The recordings are captured each in a different location (i.e. different streets, different homes) leading to a large variability on active sound event classes between recordings. For each location, a 3-5 minute long binaural audio recording is provided, adding up to 78 minutes of audio. The recordings have been manually annotated. In total, there are seven annotated sound event classes for residential area recordings and 11 annotated sound event classes for home recordings. The four-fold cross-validation setup published along with the dataset is used in the evaluations for this paper. As in this paper we are concentrating on scene-independent sound event detection, we discard the information about the scene (contrary to the DCASE2016 challenge setup). Therefore, instead of training a separate classifier for each scene, we train a single classifier to be used in all scenes. Twenty percent of the training set recordings are assigned for validation in the training stage of the neural networks.

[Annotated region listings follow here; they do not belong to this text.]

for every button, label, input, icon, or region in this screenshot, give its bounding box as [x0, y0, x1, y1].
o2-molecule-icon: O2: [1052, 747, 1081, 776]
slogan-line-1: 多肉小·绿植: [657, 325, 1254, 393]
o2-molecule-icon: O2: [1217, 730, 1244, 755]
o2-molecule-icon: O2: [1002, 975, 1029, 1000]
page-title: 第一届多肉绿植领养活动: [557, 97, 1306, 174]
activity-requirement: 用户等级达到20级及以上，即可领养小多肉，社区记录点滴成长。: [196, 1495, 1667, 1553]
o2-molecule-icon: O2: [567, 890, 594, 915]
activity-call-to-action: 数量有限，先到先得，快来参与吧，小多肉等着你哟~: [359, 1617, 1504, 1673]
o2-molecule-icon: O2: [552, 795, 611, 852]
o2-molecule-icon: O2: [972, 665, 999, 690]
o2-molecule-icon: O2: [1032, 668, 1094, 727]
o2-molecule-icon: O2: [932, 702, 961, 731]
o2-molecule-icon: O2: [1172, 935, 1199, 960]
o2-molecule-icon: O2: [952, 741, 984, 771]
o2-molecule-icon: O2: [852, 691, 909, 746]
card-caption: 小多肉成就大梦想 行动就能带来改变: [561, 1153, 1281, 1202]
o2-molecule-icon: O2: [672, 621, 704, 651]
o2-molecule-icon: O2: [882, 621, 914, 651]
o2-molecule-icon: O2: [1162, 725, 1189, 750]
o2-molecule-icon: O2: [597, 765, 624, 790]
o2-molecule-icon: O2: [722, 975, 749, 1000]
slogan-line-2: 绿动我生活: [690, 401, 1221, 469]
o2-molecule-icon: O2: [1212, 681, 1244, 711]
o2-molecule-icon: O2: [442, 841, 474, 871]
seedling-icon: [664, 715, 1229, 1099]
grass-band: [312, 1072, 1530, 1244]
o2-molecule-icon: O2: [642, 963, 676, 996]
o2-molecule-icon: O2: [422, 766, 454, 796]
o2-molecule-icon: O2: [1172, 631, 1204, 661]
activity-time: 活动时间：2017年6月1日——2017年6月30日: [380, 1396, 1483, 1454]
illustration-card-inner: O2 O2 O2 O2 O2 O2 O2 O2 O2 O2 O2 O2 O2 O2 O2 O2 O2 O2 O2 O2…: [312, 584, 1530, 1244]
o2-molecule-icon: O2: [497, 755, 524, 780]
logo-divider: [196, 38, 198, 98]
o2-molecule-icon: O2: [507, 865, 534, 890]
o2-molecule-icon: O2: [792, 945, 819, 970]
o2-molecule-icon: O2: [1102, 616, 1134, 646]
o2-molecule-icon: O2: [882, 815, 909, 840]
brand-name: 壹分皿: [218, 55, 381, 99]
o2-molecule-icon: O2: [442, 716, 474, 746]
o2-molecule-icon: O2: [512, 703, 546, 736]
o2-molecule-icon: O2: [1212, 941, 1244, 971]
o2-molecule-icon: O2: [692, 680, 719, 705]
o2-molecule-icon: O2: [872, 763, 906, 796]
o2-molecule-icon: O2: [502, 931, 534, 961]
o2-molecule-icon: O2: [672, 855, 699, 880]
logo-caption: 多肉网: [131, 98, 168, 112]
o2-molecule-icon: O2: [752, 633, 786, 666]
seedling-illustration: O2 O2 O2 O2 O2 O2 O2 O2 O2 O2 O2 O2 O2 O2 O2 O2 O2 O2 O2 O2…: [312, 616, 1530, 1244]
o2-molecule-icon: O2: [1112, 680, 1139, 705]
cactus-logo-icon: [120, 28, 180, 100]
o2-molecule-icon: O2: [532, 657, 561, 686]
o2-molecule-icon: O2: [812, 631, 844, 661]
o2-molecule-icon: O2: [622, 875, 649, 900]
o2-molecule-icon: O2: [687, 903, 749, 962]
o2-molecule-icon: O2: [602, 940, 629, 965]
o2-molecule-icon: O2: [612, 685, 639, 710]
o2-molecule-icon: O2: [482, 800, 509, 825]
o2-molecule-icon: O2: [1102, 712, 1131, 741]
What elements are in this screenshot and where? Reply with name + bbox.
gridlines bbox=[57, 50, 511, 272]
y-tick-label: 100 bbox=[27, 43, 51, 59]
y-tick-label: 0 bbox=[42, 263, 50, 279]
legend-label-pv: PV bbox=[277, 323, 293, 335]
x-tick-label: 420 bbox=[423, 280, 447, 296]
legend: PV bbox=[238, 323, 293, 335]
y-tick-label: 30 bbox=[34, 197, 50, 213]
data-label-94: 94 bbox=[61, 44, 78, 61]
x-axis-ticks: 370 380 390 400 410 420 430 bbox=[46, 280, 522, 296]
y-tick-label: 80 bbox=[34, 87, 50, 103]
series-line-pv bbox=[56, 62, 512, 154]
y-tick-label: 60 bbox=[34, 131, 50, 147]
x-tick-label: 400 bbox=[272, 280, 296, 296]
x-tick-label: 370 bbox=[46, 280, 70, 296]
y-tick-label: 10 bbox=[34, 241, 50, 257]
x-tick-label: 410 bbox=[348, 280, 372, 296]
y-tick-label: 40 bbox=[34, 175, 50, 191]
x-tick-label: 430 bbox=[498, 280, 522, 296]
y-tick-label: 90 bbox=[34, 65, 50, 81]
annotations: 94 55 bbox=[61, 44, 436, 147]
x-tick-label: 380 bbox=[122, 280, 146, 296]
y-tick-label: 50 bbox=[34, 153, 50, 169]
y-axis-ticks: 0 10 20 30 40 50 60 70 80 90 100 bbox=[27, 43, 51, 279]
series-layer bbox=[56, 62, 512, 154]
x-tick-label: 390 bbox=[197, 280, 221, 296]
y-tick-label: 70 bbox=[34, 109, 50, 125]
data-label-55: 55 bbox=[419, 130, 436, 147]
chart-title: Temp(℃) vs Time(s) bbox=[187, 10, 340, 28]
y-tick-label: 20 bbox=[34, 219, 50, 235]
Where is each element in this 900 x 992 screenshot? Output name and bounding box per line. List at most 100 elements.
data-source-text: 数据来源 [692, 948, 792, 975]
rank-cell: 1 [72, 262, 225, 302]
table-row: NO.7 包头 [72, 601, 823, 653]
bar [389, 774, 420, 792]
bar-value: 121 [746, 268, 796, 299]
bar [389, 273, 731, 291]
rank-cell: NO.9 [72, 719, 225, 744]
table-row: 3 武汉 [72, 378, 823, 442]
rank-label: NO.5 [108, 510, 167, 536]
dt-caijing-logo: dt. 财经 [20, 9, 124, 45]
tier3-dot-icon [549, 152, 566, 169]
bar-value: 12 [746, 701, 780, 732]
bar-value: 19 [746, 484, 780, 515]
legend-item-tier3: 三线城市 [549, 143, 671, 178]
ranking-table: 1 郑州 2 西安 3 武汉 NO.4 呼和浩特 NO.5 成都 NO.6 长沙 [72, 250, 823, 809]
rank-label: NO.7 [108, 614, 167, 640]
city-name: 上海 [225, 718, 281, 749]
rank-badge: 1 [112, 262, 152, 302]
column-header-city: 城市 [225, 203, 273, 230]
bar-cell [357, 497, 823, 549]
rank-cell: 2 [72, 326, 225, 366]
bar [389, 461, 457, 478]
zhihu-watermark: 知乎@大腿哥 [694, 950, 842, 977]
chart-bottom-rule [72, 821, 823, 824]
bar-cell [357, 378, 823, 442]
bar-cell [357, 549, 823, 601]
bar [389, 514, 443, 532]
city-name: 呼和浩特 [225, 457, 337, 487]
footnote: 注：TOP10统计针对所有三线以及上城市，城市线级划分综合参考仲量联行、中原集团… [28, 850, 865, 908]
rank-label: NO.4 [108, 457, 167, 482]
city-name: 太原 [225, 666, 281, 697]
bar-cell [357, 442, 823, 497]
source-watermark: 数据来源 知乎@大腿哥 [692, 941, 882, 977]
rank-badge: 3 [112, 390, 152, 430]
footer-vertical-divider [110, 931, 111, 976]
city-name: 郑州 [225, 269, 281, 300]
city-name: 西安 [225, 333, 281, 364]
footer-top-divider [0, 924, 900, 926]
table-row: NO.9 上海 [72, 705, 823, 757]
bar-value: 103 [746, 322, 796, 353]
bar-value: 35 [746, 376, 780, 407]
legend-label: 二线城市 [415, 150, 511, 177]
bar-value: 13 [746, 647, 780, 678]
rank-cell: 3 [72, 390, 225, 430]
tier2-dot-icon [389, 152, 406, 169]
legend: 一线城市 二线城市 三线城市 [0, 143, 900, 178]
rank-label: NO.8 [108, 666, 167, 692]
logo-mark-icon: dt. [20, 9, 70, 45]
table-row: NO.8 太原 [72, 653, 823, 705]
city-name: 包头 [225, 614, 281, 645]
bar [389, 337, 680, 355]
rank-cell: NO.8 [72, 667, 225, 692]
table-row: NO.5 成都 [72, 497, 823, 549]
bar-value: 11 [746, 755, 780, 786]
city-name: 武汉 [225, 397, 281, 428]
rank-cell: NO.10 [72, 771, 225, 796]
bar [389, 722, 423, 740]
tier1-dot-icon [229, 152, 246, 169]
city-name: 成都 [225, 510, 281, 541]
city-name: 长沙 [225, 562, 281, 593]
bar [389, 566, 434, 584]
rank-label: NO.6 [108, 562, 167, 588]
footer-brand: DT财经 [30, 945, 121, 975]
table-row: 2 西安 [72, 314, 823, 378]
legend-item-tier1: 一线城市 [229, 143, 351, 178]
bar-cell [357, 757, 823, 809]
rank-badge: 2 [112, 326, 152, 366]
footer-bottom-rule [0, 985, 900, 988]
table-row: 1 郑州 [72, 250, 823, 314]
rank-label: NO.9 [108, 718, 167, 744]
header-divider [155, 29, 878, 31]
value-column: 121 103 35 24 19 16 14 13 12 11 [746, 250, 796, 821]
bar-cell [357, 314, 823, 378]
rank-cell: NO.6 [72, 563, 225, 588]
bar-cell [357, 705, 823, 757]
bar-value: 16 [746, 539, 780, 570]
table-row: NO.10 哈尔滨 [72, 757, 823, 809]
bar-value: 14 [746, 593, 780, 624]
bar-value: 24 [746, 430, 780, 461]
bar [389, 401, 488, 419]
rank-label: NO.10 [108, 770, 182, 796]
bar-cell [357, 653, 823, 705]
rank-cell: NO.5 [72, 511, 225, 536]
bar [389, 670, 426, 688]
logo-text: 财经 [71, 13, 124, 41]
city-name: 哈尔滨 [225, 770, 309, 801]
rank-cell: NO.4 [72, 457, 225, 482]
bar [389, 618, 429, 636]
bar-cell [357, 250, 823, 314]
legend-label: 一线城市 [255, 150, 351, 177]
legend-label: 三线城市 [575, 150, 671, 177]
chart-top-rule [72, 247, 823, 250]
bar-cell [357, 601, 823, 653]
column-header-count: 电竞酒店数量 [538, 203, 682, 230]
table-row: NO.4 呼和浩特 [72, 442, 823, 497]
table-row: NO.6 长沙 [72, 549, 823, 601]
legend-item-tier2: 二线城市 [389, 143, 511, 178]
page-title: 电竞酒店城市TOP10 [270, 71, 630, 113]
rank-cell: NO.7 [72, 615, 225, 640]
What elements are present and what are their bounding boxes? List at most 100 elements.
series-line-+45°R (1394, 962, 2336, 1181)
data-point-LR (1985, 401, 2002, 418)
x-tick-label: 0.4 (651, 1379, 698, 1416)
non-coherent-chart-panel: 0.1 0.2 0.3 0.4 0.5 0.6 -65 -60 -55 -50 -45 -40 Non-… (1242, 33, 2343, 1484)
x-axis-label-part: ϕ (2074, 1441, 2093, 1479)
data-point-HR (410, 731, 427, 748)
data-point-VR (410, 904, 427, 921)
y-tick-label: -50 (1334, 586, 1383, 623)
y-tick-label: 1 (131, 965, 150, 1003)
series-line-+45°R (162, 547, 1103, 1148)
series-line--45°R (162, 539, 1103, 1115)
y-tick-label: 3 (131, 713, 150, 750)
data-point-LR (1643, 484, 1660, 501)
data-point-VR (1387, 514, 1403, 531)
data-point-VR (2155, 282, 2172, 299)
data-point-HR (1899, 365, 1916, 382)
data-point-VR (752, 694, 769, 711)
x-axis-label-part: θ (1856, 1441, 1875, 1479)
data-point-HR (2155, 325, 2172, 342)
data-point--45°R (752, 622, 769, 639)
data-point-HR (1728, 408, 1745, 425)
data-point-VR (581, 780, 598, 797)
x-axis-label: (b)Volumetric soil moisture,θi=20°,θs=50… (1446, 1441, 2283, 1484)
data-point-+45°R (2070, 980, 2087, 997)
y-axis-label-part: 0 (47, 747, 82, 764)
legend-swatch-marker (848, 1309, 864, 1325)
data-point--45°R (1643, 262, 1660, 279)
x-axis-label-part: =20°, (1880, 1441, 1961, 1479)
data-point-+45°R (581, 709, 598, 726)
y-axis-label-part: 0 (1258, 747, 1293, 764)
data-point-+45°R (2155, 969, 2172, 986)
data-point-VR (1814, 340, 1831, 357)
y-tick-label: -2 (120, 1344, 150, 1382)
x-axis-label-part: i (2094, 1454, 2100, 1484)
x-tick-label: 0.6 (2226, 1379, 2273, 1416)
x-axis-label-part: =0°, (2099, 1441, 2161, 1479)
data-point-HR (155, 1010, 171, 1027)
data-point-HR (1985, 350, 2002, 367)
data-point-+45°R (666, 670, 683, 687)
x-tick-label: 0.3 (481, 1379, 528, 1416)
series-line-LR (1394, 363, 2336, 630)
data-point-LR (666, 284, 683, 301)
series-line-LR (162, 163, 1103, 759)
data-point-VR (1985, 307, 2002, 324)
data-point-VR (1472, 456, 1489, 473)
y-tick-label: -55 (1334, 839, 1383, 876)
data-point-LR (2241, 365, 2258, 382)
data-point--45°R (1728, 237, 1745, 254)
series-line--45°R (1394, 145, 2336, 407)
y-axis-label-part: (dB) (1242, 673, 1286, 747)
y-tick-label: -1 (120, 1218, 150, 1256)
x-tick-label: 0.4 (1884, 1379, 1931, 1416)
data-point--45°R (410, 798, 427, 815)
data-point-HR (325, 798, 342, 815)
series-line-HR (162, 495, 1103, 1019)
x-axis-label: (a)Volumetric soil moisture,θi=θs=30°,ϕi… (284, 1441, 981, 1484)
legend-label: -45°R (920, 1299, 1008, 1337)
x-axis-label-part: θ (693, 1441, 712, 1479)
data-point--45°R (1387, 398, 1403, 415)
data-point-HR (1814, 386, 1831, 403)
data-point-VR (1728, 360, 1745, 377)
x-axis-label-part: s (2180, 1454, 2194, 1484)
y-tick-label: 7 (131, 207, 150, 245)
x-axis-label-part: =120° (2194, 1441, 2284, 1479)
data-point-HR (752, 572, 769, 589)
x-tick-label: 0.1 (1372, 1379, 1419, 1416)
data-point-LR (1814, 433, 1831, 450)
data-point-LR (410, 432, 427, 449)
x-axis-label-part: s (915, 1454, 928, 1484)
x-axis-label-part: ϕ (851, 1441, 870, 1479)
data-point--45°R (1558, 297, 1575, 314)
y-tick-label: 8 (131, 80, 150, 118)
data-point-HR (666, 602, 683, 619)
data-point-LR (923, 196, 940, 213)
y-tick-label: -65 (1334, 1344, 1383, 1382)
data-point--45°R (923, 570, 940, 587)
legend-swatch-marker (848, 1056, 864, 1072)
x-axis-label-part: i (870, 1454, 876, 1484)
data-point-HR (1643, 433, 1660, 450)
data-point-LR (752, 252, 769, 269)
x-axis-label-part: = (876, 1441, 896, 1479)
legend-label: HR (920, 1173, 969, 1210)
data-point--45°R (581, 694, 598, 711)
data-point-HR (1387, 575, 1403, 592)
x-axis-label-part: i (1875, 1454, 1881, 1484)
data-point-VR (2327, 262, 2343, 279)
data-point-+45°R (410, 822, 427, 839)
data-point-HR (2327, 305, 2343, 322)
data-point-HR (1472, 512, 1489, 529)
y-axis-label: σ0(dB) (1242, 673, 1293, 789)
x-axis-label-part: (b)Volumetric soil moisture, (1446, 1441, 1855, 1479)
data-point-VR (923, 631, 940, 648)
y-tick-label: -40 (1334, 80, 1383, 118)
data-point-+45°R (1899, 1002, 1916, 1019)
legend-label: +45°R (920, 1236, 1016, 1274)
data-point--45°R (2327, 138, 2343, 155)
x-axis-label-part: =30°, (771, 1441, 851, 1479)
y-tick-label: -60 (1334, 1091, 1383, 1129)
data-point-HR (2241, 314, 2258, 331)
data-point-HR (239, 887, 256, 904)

In publications using the datasets, cite as:

Annamaria Mesaros, Toni Heittola, and Tuomas Virtanen, TUT database for acoustic scene classification and sound event detection, In 24rd European Signal Processing Conference 2016 (EUSIPCO 2016). Budapest, Hungary, 2016. PDF



Chime-home dataset was used in the DCASE2016 challenge, domestic tagging task. In the dataset, the prominent sound sources in 4-second chunks are annotated. Audio is recorded in home environment, and annotated sounds are related to human-activity: female speech, male speech, child speech, video games, percussive sounds (e.g. crash, bang, knock, or footsteps), broadband noise (e.g. household applicances), and other identifiable sounds. Dataset contain audio in two sampling rates (16Khz and 48kHz), however, in this work only 16kHz signals are used.

In publications using the datasets, cite as:

Foster et al., CHiME-Home: A dataset for sound source recognition in a domestic environment, Proc WASPAA, Oct 2015. PDF



Paper used two baselines: a simple GMM-based sound event detection system (DCASE2016 baseline) and basic feed-forward neural network based.

GMM baseline

The GMM-based baseline system for the paper implements basic approach for sound event detection: MFCC are used as acoustic features and GMM is used as classifier. The acoustic features include MFCC static coefficients (0th coefficient excluded), delta coefficients and acceleration coefficients, feature vector length being 59. For each event class, a binary classifier is set up. The class model is trained using the audio segments annotated as belonging to the modeled event class, and a negative model is trained using the rest of the audio. The decision is based on likelihood ratio between the positive and negative models for each individual class, with a sliding window of one second.